Every organisation exists to deliver value (products, services or something less tangible) to ‘customers’ and other stakeholders. However strategic intent is defined, it is about delivering value both ‘outside’ (customers, suppliers, regulators, community etc.) and ‘inside’ (staff, shareholders, partners, franchisees etc.). We traditionally manage via the organisation chart, yet no entity shown on that chart can, by itself, deliver external value. In reality, we create, accumulate and deliver value by collaborating across the organisation. While resources are managed vertically with the organisation chart; value is created and delivered horizontally via the process architecture.

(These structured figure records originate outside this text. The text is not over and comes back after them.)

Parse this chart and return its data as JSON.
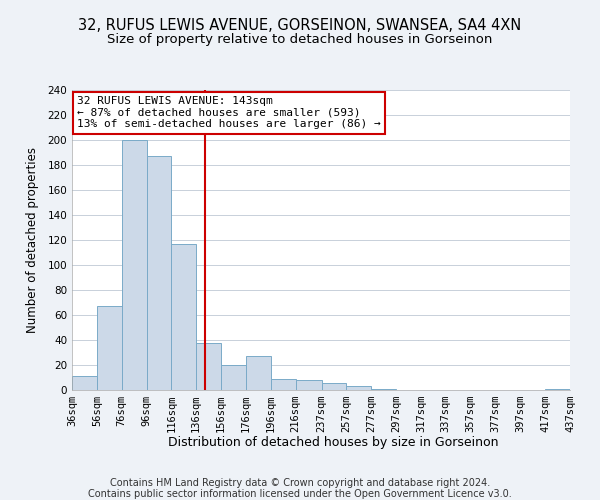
{
  "title": "32, RUFUS LEWIS AVENUE, GORSEINON, SWANSEA, SA4 4XN",
  "subtitle": "Size of property relative to detached houses in Gorseinon",
  "xlabel": "Distribution of detached houses by size in Gorseinon",
  "ylabel": "Number of detached properties",
  "bar_edges": [
    36,
    56,
    76,
    96,
    116,
    136,
    156,
    176,
    196,
    216,
    237,
    257,
    277,
    297,
    317,
    337,
    357,
    377,
    397,
    417,
    437
  ],
  "bar_heights": [
    11,
    67,
    200,
    187,
    117,
    38,
    20,
    27,
    9,
    8,
    6,
    3,
    1,
    0,
    0,
    0,
    0,
    0,
    0,
    1
  ],
  "bar_color": "#ccd9e8",
  "bar_edgecolor": "#7aaac8",
  "property_size": 143,
  "vline_color": "#cc0000",
  "annotation_line1": "32 RUFUS LEWIS AVENUE: 143sqm",
  "annotation_line2": "← 87% of detached houses are smaller (593)",
  "annotation_line3": "13% of semi-detached houses are larger (86) →",
  "annotation_boxcolor": "white",
  "annotation_boxedgecolor": "#cc0000",
  "ylim": [
    0,
    240
  ],
  "yticks": [
    0,
    20,
    40,
    60,
    80,
    100,
    120,
    140,
    160,
    180,
    200,
    220,
    240
  ],
  "footer_line1": "Contains HM Land Registry data © Crown copyright and database right 2024.",
  "footer_line2": "Contains public sector information licensed under the Open Government Licence v3.0.",
  "background_color": "#eef2f7",
  "plot_background_color": "white",
  "grid_color": "#c8d0da",
  "title_fontsize": 10.5,
  "subtitle_fontsize": 9.5,
  "xlabel_fontsize": 9,
  "ylabel_fontsize": 8.5,
  "tick_fontsize": 7.5,
  "annotation_fontsize": 8,
  "footer_fontsize": 7
}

Organizational performance is ultimately measured in terms of delivery of the value promised to customers and other stakeholders. This demands proactive management of the cross-functional activity that creates, accumulates, and delivers value. The value pathway must be discovered, value delivery performance must be measured, and performance gaps must be closed where there is a business case for doing so.

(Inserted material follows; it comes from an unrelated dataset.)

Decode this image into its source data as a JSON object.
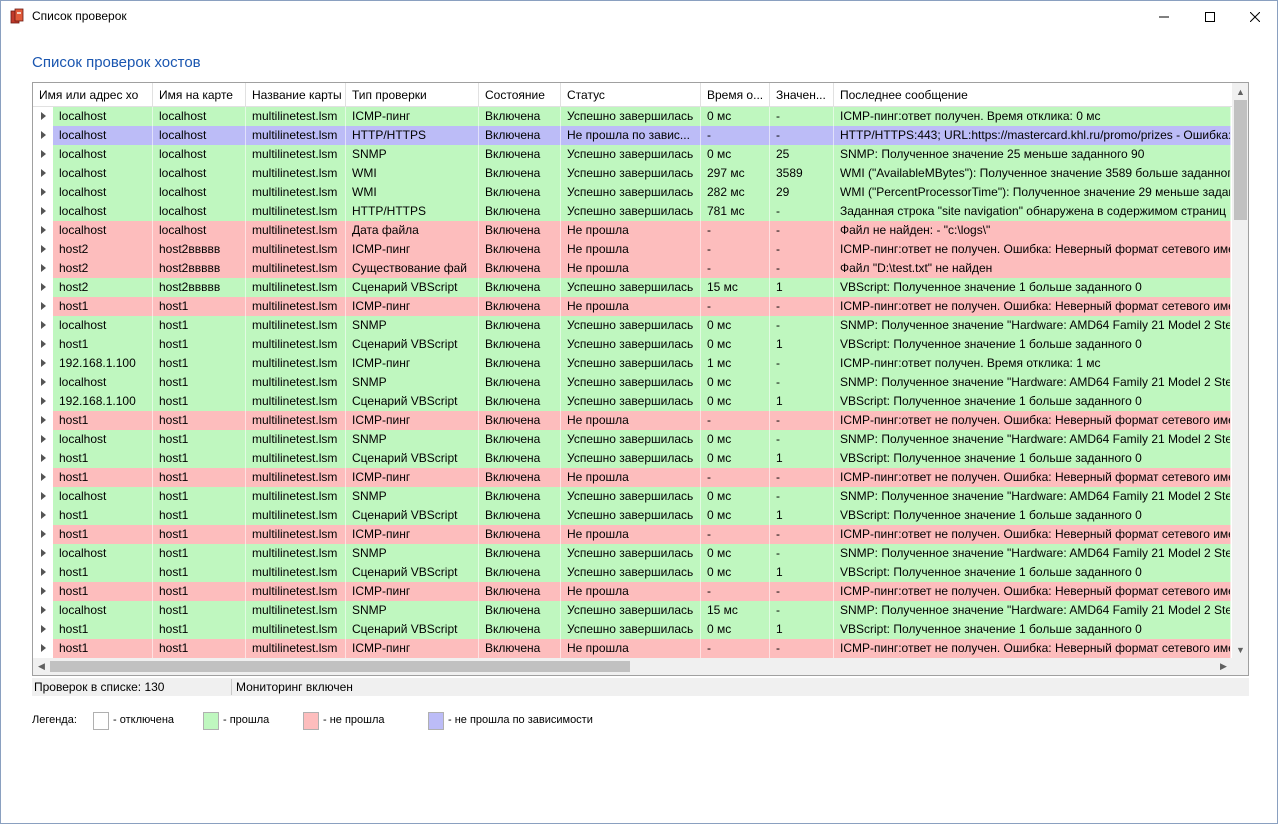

It is no longer enough, if it ever was, to have a lean efficient organisation consistently producing a quality product. Henry Ford reduced the time it took to build a Model T chassis from 12½ hours to 1½ hours. That was a prodigious feat but would have been pointless if nobody wanted to buy a car.
Sustaining organisational performance must start with the value proposition – what are we promising to deliver and does anybody care? Then we need to understand how we are delivering that value and the extent to which we are living up to our promises.